La Jérusalem noire

Au cœur des montagnes éthiopiennes, onze églises monolithiques taillées dans la roche à Lalibela forment la Jérusalem Noire. Ces constructions rupestres ont fait de la ville un haut lieu de pèlerinage pour les chrétiens orthodoxes éthiopiens. Classé au patrimoine mondial de l'Humanité par l'UNESCO depuis 1978, le complexe attire de nombreux touristes et pèlerins étrangers.

Histoire du site

Les onze églises rupestres de Lalibela furent taillées dans la roche vers le XIIIe siècle à la demande du roi Gebra Maskal Lalibela. À l'époque, l'oppression de l'Islam rendait Jérusalem inaccessible pour tous les pèlerins Chrétiens orthodoxes éthiopiens. Le roi exigea alors l'édification d'un sanctuaire dans la ville afin de permettre aux dévots de s'épanouir dans leur foi en toute liberté.

L'architecture du site fut soigneusement étudiée pour refléter, de manière symbolique, la Terre Sainte. Lalibela fut qualifiée de « Nouvelle Jérusalem » ou « Jérusalem noire ». On donna d'ailleurs le nom de Jourdain à la rivière traversant Lalibela.

Le souverain ne lésina pas sur les efforts pour embellir la cité et ainsi rivaliser avec Aksoum, la terre de l'Arche d'alliance.

En 1978, la Jérusalem noire fut inscrite sur la liste du Patrimoine Mondial de l'Unesco.

Découverte du site

Les onze églises rupestres formant la Jérusalem Noire font la renommée de Lalibela, qui, à l'instar de Gondar ou de Aksoum, témoignent de l'importance du christianisme en Éthiopie.

Sculptées et taillées à même la roche, ces édifices se dévoilent avec une architecture exceptionnelle et unique en leur genre.

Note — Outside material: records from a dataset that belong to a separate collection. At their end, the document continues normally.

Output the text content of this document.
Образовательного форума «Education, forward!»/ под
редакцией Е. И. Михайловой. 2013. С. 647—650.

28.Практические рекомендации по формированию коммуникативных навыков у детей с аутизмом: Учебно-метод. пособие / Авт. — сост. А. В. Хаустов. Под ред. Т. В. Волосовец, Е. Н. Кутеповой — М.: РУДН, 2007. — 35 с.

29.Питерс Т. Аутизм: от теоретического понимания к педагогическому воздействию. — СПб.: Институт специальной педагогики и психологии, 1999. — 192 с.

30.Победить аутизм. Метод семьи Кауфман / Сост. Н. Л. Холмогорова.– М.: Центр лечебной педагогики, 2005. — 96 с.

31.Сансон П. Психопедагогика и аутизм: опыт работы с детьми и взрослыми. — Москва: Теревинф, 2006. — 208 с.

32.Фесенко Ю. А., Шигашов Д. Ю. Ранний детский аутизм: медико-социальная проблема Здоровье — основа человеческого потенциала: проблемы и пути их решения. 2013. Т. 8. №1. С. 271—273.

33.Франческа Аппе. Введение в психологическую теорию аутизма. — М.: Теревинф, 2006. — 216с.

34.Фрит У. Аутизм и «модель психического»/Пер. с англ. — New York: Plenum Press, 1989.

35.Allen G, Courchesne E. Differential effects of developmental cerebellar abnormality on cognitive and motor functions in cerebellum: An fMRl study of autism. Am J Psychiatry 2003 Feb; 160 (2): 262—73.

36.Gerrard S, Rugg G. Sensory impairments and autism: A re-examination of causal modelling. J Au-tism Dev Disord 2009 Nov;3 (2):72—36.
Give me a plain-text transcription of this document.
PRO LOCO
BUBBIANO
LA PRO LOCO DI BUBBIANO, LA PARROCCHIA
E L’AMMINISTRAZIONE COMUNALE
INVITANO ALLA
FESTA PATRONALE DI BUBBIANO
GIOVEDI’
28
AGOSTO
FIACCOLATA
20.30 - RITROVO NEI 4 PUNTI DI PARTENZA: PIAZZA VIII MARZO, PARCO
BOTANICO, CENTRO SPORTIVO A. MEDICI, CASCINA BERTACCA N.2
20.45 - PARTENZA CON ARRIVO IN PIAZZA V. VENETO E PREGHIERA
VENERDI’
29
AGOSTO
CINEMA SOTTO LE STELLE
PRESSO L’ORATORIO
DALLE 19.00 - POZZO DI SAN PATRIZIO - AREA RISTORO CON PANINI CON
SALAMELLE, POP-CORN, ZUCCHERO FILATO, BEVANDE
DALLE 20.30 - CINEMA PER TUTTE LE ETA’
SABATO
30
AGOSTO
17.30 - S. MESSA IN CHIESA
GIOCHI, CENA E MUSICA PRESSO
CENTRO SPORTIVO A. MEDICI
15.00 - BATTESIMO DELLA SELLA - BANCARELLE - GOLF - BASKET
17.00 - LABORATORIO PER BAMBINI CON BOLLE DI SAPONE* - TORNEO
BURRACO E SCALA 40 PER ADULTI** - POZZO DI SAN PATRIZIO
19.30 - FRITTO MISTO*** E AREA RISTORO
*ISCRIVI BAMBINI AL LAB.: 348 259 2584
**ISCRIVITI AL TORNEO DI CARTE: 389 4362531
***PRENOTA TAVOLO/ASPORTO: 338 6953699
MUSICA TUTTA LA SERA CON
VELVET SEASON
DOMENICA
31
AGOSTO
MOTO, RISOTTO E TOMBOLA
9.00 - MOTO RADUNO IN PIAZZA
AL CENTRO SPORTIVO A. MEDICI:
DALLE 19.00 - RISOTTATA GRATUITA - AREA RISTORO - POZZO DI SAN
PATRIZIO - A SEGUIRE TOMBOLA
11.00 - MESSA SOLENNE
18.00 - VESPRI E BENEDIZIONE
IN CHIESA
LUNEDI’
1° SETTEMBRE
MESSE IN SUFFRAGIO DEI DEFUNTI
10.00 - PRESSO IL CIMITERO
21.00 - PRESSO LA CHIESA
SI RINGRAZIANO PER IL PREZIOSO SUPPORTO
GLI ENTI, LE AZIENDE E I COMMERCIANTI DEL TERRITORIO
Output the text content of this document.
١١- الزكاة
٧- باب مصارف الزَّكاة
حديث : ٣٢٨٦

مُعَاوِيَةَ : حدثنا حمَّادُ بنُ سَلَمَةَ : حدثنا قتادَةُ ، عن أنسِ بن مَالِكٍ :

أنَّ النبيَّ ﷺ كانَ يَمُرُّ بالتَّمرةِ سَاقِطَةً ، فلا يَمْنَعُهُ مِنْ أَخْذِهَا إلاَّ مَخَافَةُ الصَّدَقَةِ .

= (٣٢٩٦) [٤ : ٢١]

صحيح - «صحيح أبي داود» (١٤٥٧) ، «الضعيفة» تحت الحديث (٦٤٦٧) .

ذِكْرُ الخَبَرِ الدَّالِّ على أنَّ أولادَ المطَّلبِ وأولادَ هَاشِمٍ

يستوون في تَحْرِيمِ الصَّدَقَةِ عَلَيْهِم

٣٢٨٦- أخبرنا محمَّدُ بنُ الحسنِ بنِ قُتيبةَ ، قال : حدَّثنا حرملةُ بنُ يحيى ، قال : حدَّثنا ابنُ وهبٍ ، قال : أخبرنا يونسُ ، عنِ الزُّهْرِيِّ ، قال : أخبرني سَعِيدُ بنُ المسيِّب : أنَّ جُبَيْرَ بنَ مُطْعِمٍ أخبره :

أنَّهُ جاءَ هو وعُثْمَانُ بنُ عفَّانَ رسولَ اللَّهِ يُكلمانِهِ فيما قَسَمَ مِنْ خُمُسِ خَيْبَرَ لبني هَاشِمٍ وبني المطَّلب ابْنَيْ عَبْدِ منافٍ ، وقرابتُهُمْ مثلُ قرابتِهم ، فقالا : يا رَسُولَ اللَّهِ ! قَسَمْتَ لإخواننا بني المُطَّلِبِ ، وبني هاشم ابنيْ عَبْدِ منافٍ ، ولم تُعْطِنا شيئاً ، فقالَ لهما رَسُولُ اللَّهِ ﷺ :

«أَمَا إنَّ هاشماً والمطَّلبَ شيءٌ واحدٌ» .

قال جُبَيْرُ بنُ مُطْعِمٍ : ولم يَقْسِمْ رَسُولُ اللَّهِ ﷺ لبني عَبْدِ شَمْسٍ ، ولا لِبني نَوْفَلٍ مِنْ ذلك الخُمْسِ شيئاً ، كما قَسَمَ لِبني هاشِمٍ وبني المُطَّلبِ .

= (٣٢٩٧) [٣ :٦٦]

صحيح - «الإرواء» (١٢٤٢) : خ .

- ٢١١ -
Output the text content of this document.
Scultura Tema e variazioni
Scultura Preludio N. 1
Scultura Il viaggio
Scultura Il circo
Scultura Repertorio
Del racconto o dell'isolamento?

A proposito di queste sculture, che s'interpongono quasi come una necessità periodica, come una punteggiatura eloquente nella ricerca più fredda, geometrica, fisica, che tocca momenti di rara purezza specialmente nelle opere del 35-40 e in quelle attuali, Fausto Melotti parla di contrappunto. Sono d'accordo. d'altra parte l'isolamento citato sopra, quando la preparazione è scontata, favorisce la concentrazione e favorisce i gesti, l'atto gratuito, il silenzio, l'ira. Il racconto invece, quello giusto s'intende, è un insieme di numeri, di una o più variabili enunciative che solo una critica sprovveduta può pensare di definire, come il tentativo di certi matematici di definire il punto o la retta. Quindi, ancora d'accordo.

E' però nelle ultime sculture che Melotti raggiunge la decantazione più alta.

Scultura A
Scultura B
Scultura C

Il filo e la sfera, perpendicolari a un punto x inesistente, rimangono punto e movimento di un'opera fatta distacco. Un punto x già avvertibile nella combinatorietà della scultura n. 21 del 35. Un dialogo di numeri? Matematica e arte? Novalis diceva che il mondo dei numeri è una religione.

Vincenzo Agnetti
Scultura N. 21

Ces constructions pittoresques s'élèvent du fond de la terre pour faire apparaître de monumentales églises monolithiques dont les toits affleurent au ras du sol.

Protégés des menaces de l'érosion depuis son inscription à l'Unesco, plusieurs monuments ont été restaurés et sont désormais abrités par des toits inclinés. Ces structures plus modernes ne font pas l'unanimité du fait de leur contraste avec les anciens édifices religieux mais permettent néanmoins leur conservation.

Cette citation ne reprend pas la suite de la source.